Selon la Human Rights Activists News Agency (HRANA), les violences survenues depuis le début du mois ont déjà causé la mort de 5.848 personnes. L’organisation précise que la majorité des victimes seraient des manifestants, parmi lesquels figurent également des mineurs. Le bilan inclut aussi des membres des forces de sécurité et des civils n’ayant pas pris part aux rassemblements. HRANA indique en outre examiner plus de 17.000 signalements supplémentaires susceptibles d’alourdir ce décompte.
Un mouvement né de la crise économique
Les manifestations avaient débuté en décembre, à l’initiative de commerçants dénonçant la dégradation des conditions économiques. Rapidement, la contestation s’est étendue à plusieurs régions du pays, prenant une dimension inédite et posant à la République islamique l’un des défis internes les plus importants depuis 1979.
Face à l’ampleur du mouvement, les autorités ont opté pour une réponse sécuritaire massive. HRANA fait état de plus de 41.000 arrestations depuis le début des troubles, un chiffre qui témoigne de l’intensité de la campagne menée contre les manifestants présumés.

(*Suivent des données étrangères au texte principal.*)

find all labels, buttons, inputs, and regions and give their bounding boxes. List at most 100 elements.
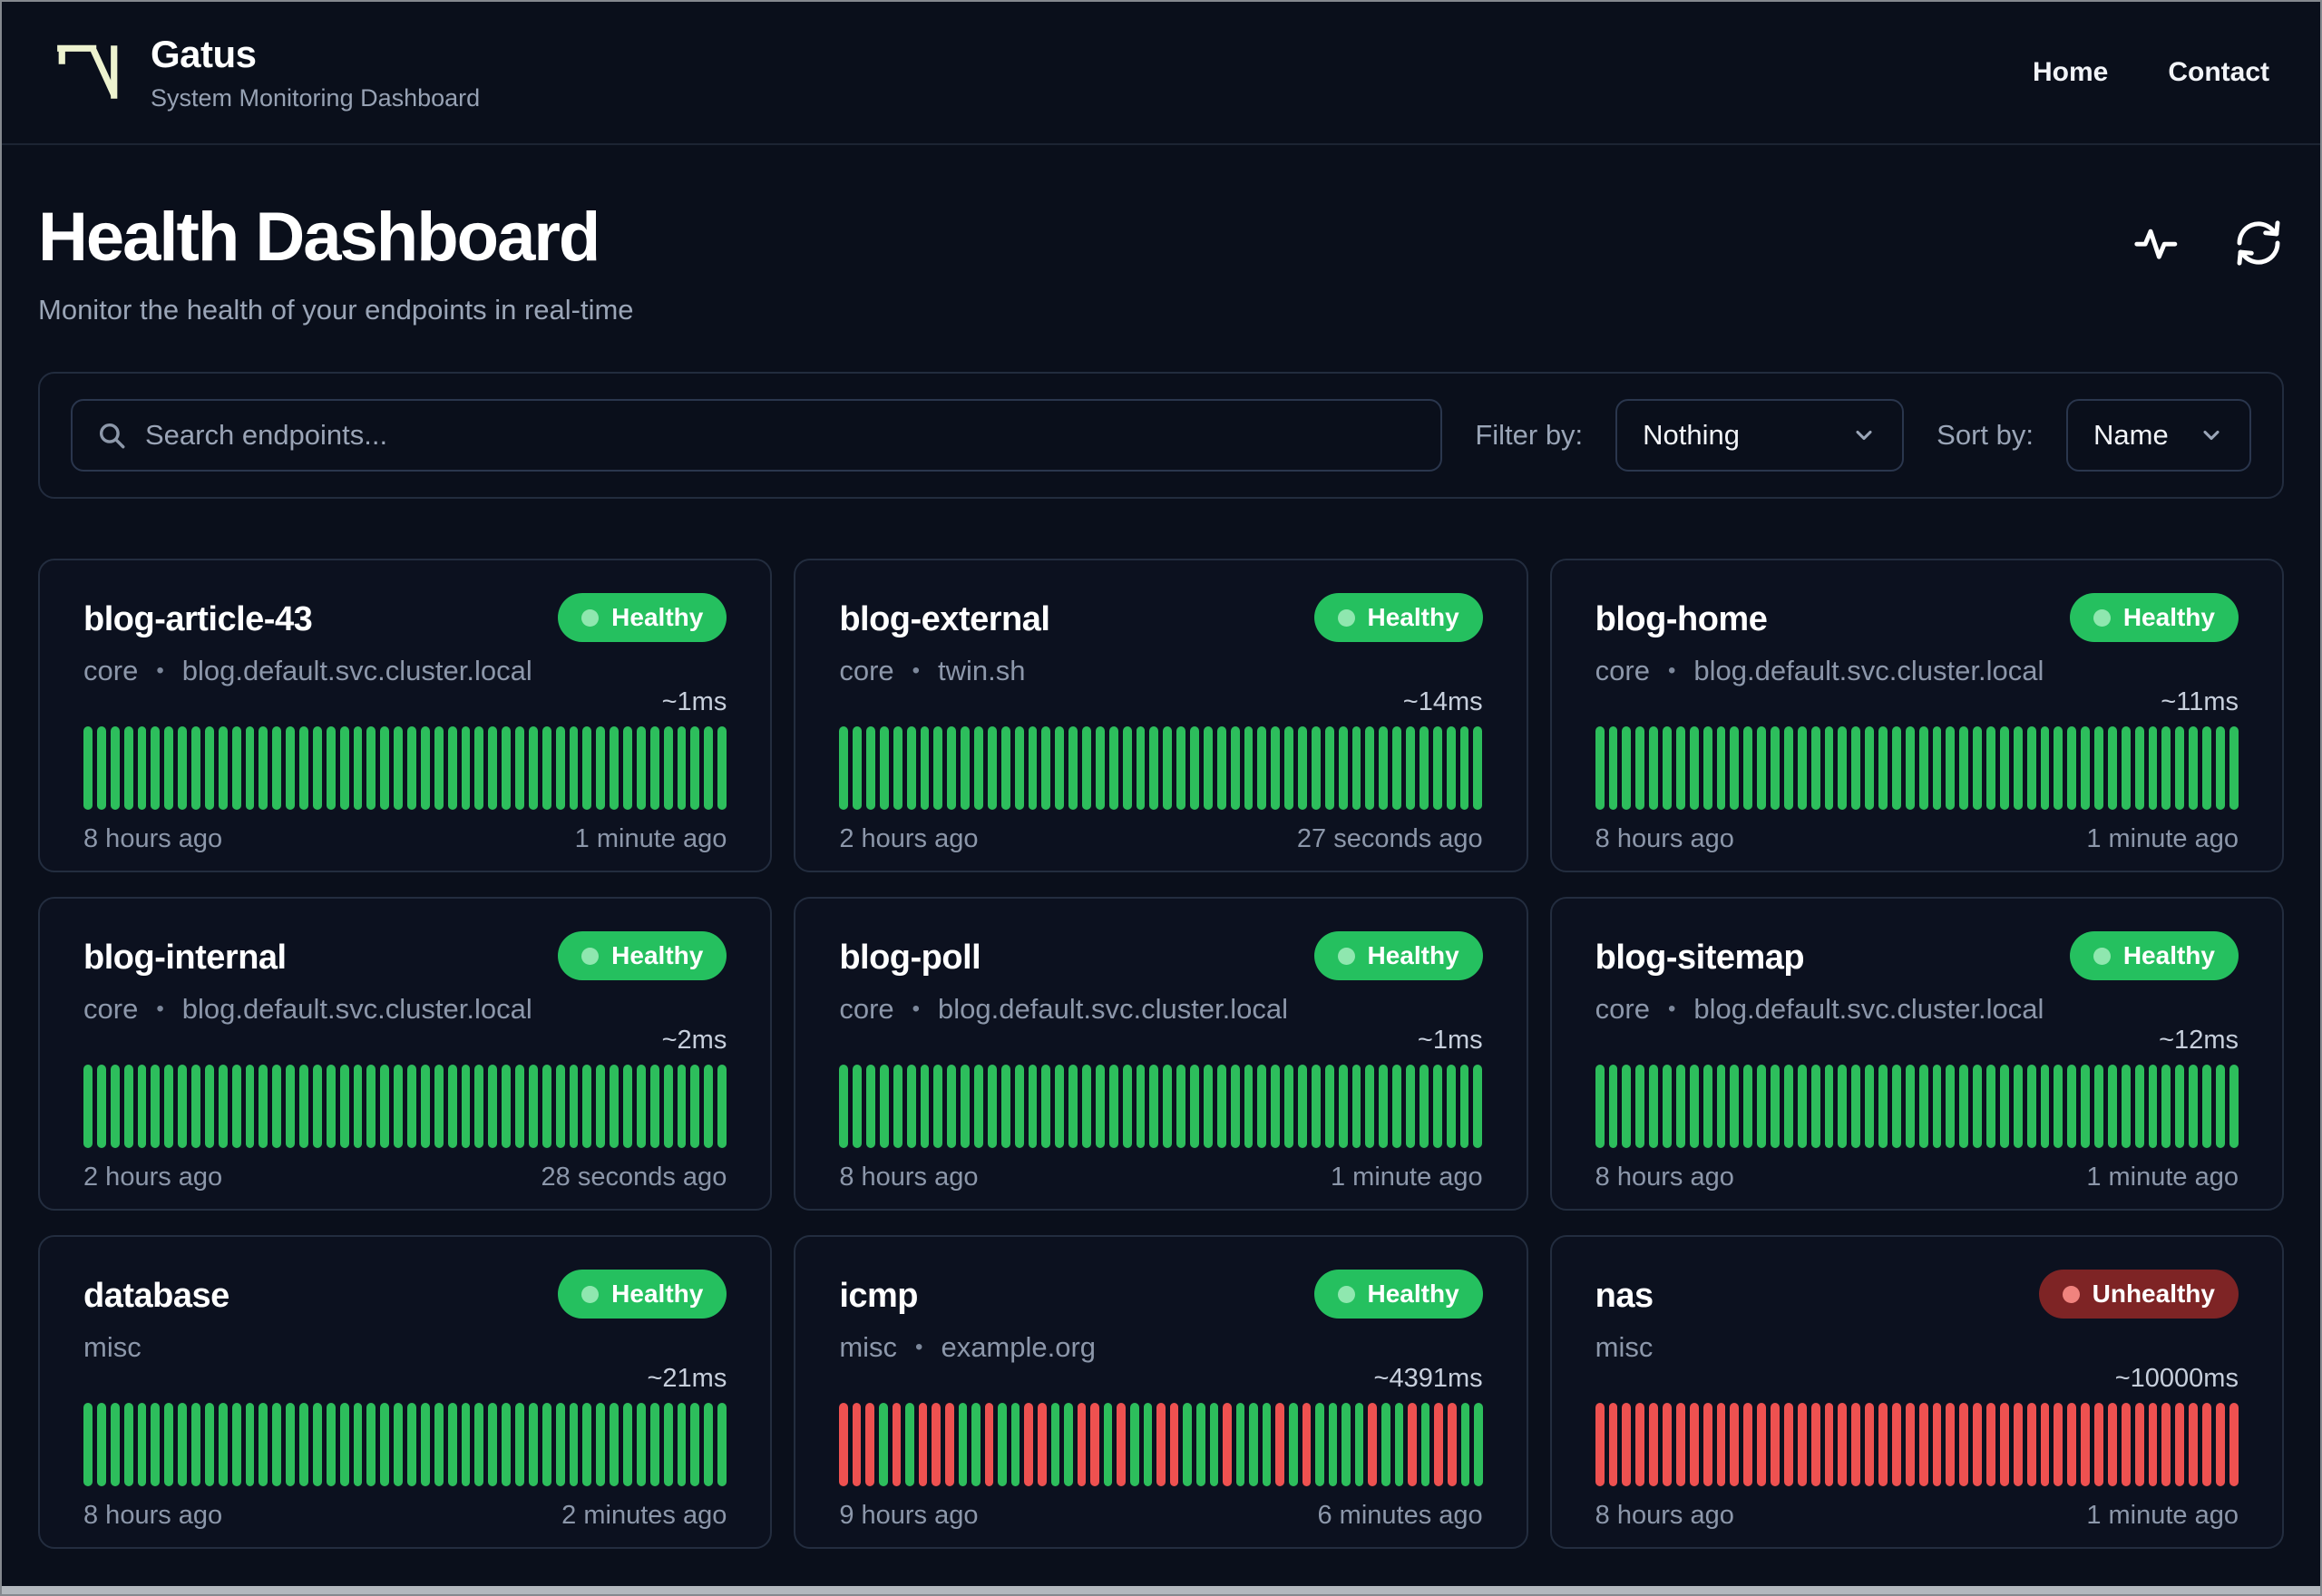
history-bar[interactable]	[2094, 1065, 2103, 1148]
history-bar[interactable]	[610, 1403, 619, 1486]
history-bar[interactable]	[865, 1403, 875, 1486]
history-bar[interactable]	[1262, 1403, 1272, 1486]
history-bar[interactable]	[1275, 1403, 1284, 1486]
history-bar[interactable]	[920, 726, 930, 810]
history-bar[interactable]	[218, 726, 228, 810]
history-bar[interactable]	[2040, 726, 2050, 810]
history-bar[interactable]	[2026, 1403, 2036, 1486]
history-bar[interactable]	[218, 1403, 228, 1486]
history-bar[interactable]	[178, 1065, 187, 1148]
history-bar[interactable]	[123, 726, 133, 810]
history-bar[interactable]	[582, 726, 592, 810]
history-bar[interactable]	[987, 1065, 997, 1148]
history-bar[interactable]	[434, 1403, 444, 1486]
history-bar[interactable]	[555, 1403, 565, 1486]
history-bar[interactable]	[1169, 1403, 1179, 1486]
history-bar[interactable]	[137, 1065, 147, 1148]
history-bar[interactable]	[447, 726, 457, 810]
history-bar[interactable]	[1865, 726, 1875, 810]
history-bar[interactable]	[286, 726, 295, 810]
history-bar[interactable]	[1622, 1403, 1632, 1486]
history-bar[interactable]	[286, 1065, 295, 1148]
history-bar[interactable]	[1216, 726, 1226, 810]
history-bar[interactable]	[1797, 1403, 1807, 1486]
history-bar[interactable]	[96, 1065, 106, 1148]
history-bar[interactable]	[1082, 1065, 1091, 1148]
history-bar[interactable]	[1675, 1065, 1685, 1148]
history-bar[interactable]	[596, 1403, 606, 1486]
history-bar[interactable]	[245, 1403, 255, 1486]
history-bar[interactable]	[1959, 726, 1969, 810]
history-bar[interactable]	[1743, 726, 1753, 810]
history-bar[interactable]	[1783, 726, 1793, 810]
history-bar[interactable]	[380, 1065, 390, 1148]
history-bar[interactable]	[1797, 726, 1807, 810]
history-bar[interactable]	[2175, 1403, 2185, 1486]
search-input[interactable]	[145, 419, 1418, 452]
history-bar[interactable]	[1055, 1065, 1065, 1148]
history-bar[interactable]	[164, 726, 174, 810]
history-bar[interactable]	[1095, 726, 1105, 810]
history-bar[interactable]	[1249, 1403, 1258, 1486]
history-bar[interactable]	[353, 1403, 363, 1486]
history-bar[interactable]	[596, 726, 606, 810]
history-bar[interactable]	[1328, 1403, 1338, 1486]
history-bar[interactable]	[488, 726, 498, 810]
history-bar[interactable]	[2013, 1065, 2023, 1148]
history-bar[interactable]	[1675, 1403, 1685, 1486]
history-bar[interactable]	[1460, 1403, 1470, 1486]
history-bar[interactable]	[2107, 726, 2117, 810]
history-bar[interactable]	[569, 726, 579, 810]
history-bar[interactable]	[984, 1403, 994, 1486]
history-bar[interactable]	[1122, 726, 1132, 810]
history-bar[interactable]	[164, 1065, 174, 1148]
history-bar[interactable]	[1973, 1403, 1983, 1486]
sort-select[interactable]: Name	[2066, 399, 2251, 472]
history-bar[interactable]	[1824, 1065, 1834, 1148]
history-bar[interactable]	[839, 1065, 849, 1148]
history-bar[interactable]	[151, 1065, 161, 1148]
history-bar[interactable]	[1000, 726, 1010, 810]
history-bar[interactable]	[2202, 1065, 2211, 1148]
history-bar[interactable]	[1408, 1403, 1417, 1486]
history-bar[interactable]	[2134, 726, 2144, 810]
history-bar[interactable]	[83, 726, 93, 810]
history-bar[interactable]	[1432, 1065, 1442, 1148]
history-bar[interactable]	[717, 1065, 727, 1148]
endpoint-card-icmp[interactable]: icmp Healthy misc • example.org ~4391ms 9 hour…	[794, 1235, 1528, 1549]
history-bar[interactable]	[259, 1403, 268, 1486]
history-bar[interactable]	[1810, 1065, 1820, 1148]
history-bar[interactable]	[1986, 1065, 1995, 1148]
history-bar[interactable]	[1891, 1403, 1901, 1486]
history-bar[interactable]	[2148, 726, 2158, 810]
history-bar[interactable]	[1244, 1065, 1254, 1148]
history-bar[interactable]	[1190, 1065, 1199, 1148]
history-bar[interactable]	[1473, 1065, 1483, 1148]
history-bar[interactable]	[569, 1403, 579, 1486]
history-bar[interactable]	[961, 726, 971, 810]
history-bar[interactable]	[1257, 726, 1267, 810]
history-bar[interactable]	[1474, 1403, 1483, 1486]
history-bar[interactable]	[272, 1403, 282, 1486]
history-bar[interactable]	[1419, 1065, 1429, 1148]
history-bar[interactable]	[905, 1403, 914, 1486]
history-bar[interactable]	[1986, 1403, 1995, 1486]
history-bar[interactable]	[998, 1403, 1007, 1486]
history-bar[interactable]	[690, 726, 700, 810]
history-bar[interactable]	[1743, 1065, 1753, 1148]
history-bar[interactable]	[191, 1403, 200, 1486]
history-bar[interactable]	[944, 1403, 954, 1486]
history-bar[interactable]	[1183, 1403, 1192, 1486]
history-bar[interactable]	[1090, 1403, 1099, 1486]
history-bar[interactable]	[933, 726, 943, 810]
history-bar[interactable]	[1315, 1403, 1324, 1486]
history-bar[interactable]	[447, 1065, 457, 1148]
history-bar[interactable]	[528, 1403, 538, 1486]
history-bar[interactable]	[853, 1065, 863, 1148]
history-bar[interactable]	[1028, 1065, 1038, 1148]
history-bar[interactable]	[1783, 1065, 1793, 1148]
history-bar[interactable]	[958, 1403, 968, 1486]
history-bar[interactable]	[353, 1065, 363, 1148]
history-bar[interactable]	[1946, 1403, 1956, 1486]
history-bar[interactable]	[2202, 726, 2211, 810]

Silence numérique et bataille de l’information
Depuis le 8 janvier, l’Iran est largement coupé d’internet. L’ONG spécialisée Netblocks estime que cette mesure vise à entraver la circulation des informations et à limiter la documentation indépendante des événements. Dans un message publié sur le réseau social X, l’organisation affirme que cette coupure sert à dissimuler l’ampleur de la répression, tandis que les canaux officiels continuent de diffuser la version du pouvoir.

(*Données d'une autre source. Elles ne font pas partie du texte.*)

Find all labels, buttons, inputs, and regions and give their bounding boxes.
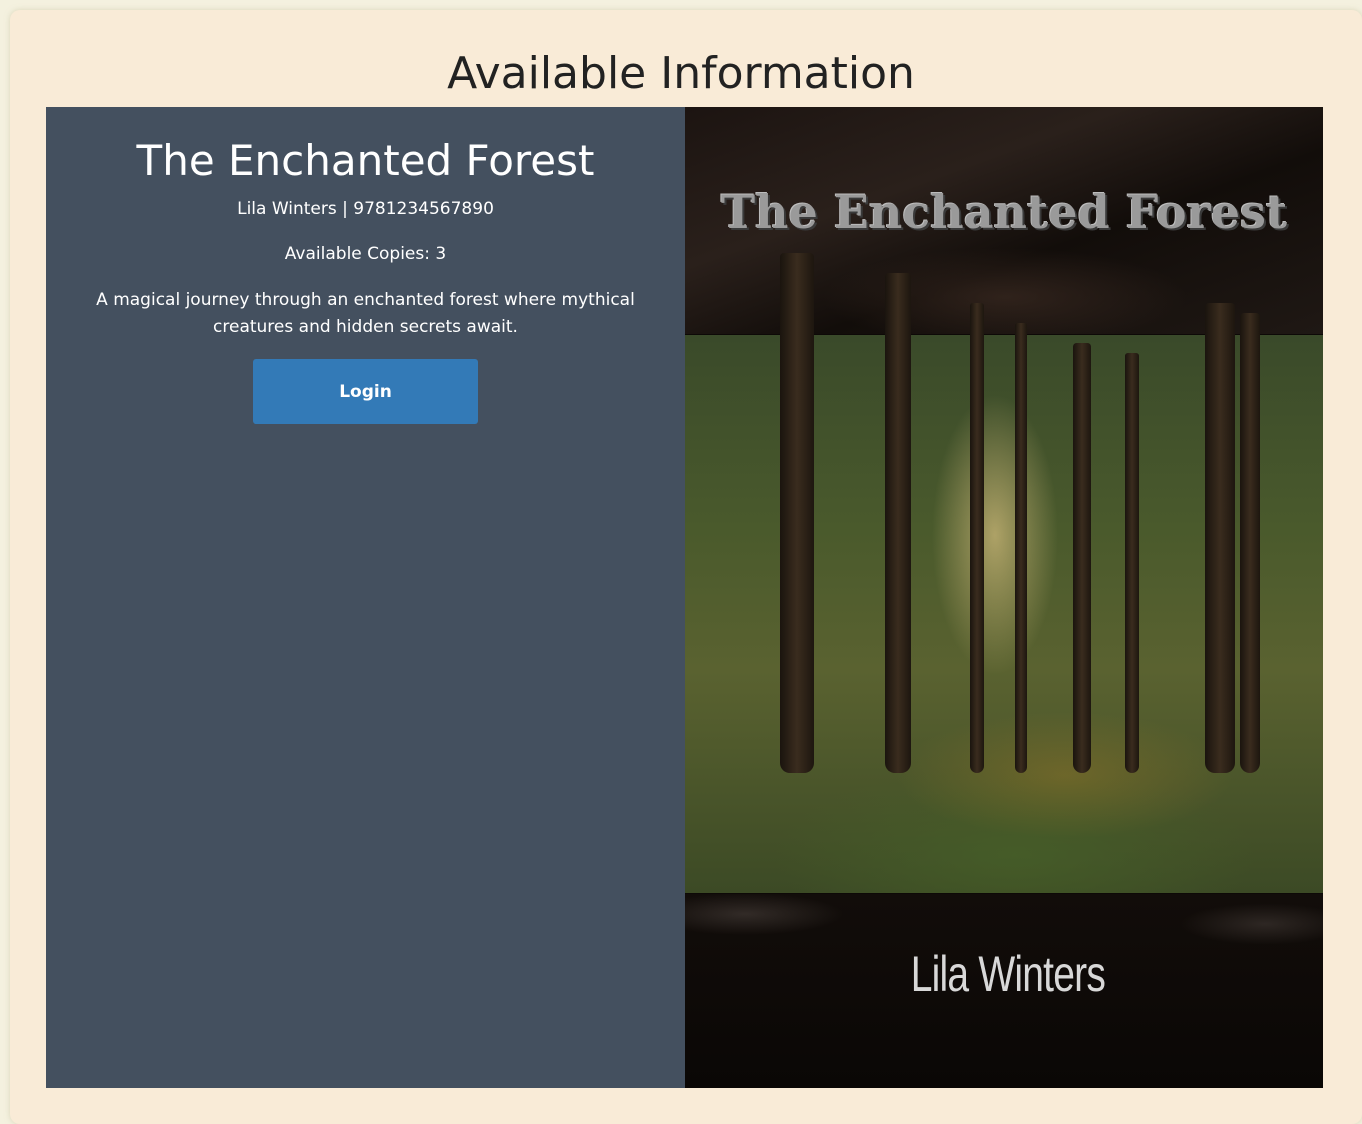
book-author-isbn: Lila Winters | 9781234567890: [237, 199, 494, 219]
cover-author: Lila Winters: [910, 946, 1106, 1002]
book-cover-image: The Enchanted Forest Lila Winters: [685, 107, 1323, 1088]
tree-trunk: [1015, 323, 1027, 773]
tree-trunk: [1073, 343, 1091, 773]
page-title: Available Information: [447, 48, 915, 99]
available-copies: Available Copies: 3: [284, 244, 447, 264]
tree-trunk: [970, 303, 984, 773]
tree-trunk: [780, 253, 814, 773]
cover-title: The Enchanted Forest: [720, 185, 1288, 239]
login-button[interactable]: Login: [253, 359, 478, 424]
book-details: The Enchanted Forest Lila Winters | 9781…: [46, 107, 1323, 1088]
forest-image: [685, 253, 1323, 893]
tree-trunk: [1125, 353, 1139, 773]
tree-trunk: [1240, 313, 1260, 773]
book-description: A magical journey through an enchanted f…: [96, 290, 635, 337]
tree-trunk: [885, 273, 911, 773]
book-info-panel: The Enchanted Forest Lila Winters | 9781…: [46, 107, 685, 1088]
tree-trunk: [1205, 303, 1235, 773]
book-title: The Enchanted Forest: [136, 136, 595, 185]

Cette restriction complique considérablement le travail de vérification des ONG et explique les écarts importants entre les bilans avancés par les différentes sources.
Des chiffres très divergents
Les autorités iraniennes ont communiqué un premier bilan officiel faisant état de 3.117 morts, en majorité présentés comme appartenant aux forces de sécurité ou comme de simples passants. Une version fermement contestée par plusieurs organisations de défense des droits humains.
Basée en Norvège, Iran Human Rights affirme pour sa part avoir confirmé la mort de plus de 3.400 manifestants, tout en redoutant un nombre réel bien plus élevé. De son côté, la chaîne Iran International, établie à l’étranger, évoque un bilan encore plus lourd, s’appuyant sur des documents et des sources sécuritaires.
Une crise sous haute tension
Au-delà de la bataille des chiffres, ces estimations traduisent toutes une même réalité : l’Iran traverse une phase de tension extrême, marquée par une contestation sociale profonde et une réponse étatique d’une rare fermeté. Les ONG appellent à l’ouverture d’enquêtes internationales indépendantes et à la levée des restrictions sur l’information afin de permettre une évaluation précise de la situation.
Alors que les procès de manifestants arrêtés ont déjà été annoncés, l’évolution de la crise et son impact humain restent au cœur des préoccupations des organisations internationales.